Igor Pechtchanski <pechtcha@cs.nyu.edu> writes:
> This is probably an ASCII vs Unicode issue.  Most of Cygwin calls
> the ASCII versions of the Windows API.  I'm not sure Cygwin is even
> Unicode-aware.  Windows uses Unicode internally to encode the
> filenames.

It's probably that some program is writing scripts in the standard GUI
8-bit encoding (so-called "ANSI").  But program parameters are read in
the console encoding (so-called "OEM") and than Windows re-encodes
them as Unicode and from there to "ANSI" to pass to the actual
process.

The actual console encoding can be set on NT based systems (and only
there) through APIs and the command utility CHCP.COM.  Their handling
by Cygwin also depends on the CYGWIN environment variable.


For background just a short reminder of the Windows encoding mess:

Windows has Unicode and 8-bit versions of all APIs that take string
values.  Most of the Unicode versions only work on NT and it's
descendents, on Windows 9x/Me the Unicode APIs are present but most
just return an error.  The 8-bit versions use different encodings for
different locales.  They are called "ANSI", because they were based on
ANSI/ISO standard encodings when they were first introduced.

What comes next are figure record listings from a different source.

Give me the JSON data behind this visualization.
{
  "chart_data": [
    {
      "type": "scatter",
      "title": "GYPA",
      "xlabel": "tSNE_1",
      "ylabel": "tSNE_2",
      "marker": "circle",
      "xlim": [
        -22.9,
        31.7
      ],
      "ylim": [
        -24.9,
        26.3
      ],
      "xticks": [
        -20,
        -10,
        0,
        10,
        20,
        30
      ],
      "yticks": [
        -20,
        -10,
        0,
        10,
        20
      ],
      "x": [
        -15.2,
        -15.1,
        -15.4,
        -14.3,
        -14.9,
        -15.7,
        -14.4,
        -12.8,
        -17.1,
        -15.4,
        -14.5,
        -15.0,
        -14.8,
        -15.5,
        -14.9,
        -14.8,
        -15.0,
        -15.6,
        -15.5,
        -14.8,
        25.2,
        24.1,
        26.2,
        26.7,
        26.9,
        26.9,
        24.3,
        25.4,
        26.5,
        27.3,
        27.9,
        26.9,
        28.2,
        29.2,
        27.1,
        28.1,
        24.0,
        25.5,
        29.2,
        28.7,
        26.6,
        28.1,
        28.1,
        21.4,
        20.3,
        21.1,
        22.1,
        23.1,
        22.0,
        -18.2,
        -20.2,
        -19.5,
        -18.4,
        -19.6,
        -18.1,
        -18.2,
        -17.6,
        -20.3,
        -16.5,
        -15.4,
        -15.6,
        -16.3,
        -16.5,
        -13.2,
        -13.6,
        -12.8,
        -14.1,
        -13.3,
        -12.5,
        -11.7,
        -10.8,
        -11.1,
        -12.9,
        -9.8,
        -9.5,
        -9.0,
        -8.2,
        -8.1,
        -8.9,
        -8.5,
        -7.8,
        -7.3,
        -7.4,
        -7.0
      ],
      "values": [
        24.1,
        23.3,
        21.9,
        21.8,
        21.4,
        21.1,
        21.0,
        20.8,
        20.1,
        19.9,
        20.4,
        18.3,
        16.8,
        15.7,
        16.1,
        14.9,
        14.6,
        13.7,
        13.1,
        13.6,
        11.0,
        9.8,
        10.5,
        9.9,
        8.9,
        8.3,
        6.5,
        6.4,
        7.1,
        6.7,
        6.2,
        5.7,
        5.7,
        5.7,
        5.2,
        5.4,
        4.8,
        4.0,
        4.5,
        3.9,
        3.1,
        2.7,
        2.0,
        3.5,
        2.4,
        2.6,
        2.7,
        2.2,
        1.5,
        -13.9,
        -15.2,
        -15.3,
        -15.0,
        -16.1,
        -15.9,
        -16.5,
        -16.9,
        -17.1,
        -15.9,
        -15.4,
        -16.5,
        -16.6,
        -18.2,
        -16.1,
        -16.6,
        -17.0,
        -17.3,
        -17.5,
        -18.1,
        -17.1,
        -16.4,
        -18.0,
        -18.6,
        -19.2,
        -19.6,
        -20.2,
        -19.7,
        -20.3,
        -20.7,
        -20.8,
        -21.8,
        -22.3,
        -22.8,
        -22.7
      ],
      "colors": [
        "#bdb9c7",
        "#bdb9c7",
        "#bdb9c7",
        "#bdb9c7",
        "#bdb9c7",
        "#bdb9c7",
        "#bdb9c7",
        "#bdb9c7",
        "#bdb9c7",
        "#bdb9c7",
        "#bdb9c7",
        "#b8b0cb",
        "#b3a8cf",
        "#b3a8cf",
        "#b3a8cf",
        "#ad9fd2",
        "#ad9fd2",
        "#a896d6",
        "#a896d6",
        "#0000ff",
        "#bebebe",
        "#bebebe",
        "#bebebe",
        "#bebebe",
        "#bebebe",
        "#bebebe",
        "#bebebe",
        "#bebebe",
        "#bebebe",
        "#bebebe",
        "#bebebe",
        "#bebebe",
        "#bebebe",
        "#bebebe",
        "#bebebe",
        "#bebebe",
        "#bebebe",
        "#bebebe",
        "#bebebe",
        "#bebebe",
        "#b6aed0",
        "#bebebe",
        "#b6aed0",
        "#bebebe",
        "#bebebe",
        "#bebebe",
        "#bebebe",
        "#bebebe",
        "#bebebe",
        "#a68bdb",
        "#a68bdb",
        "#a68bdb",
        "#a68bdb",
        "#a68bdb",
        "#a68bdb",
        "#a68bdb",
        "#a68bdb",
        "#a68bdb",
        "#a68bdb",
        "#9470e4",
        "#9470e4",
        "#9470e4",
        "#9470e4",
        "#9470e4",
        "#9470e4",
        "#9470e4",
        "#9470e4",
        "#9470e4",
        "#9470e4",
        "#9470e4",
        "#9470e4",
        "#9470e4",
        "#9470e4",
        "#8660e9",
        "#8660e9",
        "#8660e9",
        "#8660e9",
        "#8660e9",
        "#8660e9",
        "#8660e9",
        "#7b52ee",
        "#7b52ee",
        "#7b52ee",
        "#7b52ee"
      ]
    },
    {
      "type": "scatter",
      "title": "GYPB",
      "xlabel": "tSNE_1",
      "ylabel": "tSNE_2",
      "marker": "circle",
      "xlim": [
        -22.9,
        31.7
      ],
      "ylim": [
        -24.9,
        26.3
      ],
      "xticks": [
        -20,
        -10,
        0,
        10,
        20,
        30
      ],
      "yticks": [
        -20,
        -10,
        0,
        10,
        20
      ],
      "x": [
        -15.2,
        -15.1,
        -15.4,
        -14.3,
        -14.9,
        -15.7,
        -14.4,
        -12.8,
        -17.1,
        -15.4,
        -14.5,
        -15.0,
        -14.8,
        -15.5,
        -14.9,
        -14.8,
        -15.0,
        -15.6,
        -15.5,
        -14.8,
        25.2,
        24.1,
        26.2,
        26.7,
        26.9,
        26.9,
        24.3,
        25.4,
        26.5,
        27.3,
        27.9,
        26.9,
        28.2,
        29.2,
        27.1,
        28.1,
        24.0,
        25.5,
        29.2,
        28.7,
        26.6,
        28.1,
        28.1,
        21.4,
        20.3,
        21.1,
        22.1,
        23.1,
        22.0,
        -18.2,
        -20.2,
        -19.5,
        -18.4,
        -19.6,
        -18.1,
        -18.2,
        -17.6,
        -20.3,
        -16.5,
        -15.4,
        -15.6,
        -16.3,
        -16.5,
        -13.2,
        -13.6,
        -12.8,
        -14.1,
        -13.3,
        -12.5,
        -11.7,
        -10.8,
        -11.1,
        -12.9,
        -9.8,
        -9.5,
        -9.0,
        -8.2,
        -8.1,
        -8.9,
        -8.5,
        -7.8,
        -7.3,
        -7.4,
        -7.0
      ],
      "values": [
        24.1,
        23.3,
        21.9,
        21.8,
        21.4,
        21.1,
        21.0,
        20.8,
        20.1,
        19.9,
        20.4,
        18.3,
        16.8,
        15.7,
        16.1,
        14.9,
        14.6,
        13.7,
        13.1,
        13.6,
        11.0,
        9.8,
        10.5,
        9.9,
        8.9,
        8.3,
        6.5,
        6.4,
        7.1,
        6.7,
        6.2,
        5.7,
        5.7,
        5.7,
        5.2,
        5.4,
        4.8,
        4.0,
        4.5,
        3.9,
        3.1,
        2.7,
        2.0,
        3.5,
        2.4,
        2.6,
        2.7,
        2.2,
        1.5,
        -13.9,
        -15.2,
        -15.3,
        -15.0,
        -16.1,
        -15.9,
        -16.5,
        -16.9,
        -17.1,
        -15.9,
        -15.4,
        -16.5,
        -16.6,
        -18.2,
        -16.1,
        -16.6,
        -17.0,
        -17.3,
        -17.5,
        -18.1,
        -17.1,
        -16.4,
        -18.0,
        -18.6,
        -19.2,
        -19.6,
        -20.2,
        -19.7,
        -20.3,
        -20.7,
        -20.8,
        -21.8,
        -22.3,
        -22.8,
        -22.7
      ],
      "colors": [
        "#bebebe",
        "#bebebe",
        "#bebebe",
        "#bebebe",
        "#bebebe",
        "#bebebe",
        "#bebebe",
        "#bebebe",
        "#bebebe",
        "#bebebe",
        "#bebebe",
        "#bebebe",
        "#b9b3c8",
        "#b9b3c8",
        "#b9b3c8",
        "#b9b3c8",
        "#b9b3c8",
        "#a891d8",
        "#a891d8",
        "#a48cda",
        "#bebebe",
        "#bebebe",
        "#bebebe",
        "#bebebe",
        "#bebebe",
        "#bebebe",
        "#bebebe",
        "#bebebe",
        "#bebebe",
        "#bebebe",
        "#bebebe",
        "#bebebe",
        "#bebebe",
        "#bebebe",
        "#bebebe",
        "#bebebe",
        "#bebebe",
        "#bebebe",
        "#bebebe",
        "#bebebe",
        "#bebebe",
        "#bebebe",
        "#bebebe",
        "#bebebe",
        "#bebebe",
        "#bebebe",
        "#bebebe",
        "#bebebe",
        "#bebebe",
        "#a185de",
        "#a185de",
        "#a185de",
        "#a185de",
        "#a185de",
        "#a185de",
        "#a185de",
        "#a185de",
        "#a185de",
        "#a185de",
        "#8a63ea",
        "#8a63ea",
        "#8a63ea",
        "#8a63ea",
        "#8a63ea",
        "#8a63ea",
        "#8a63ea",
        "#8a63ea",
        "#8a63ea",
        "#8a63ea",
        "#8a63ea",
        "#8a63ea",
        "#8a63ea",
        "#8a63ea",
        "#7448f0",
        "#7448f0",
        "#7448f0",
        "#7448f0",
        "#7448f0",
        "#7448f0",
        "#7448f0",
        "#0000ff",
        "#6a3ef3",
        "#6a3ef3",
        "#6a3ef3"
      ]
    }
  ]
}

Windows consoles do not use those "ANSI" encodings, but another set
called "OEM" encodings, these were inherited from DOS.  Both "ANSI"
and "IBM" encodings are identified by their number in IBM's codepage
registry.  Western Windows versions use 1252 for Windows APIs and 850
in the console.

> Theoretically, Windows should do the right translation under the
> covers.  It may be as simple as setting the correct codepage or
> locale before trying to create the path...

You can't change the encoding on Windows 9x/Me (at least not easily
and not on a vanilla system).  On NT you can use CHCP.COM.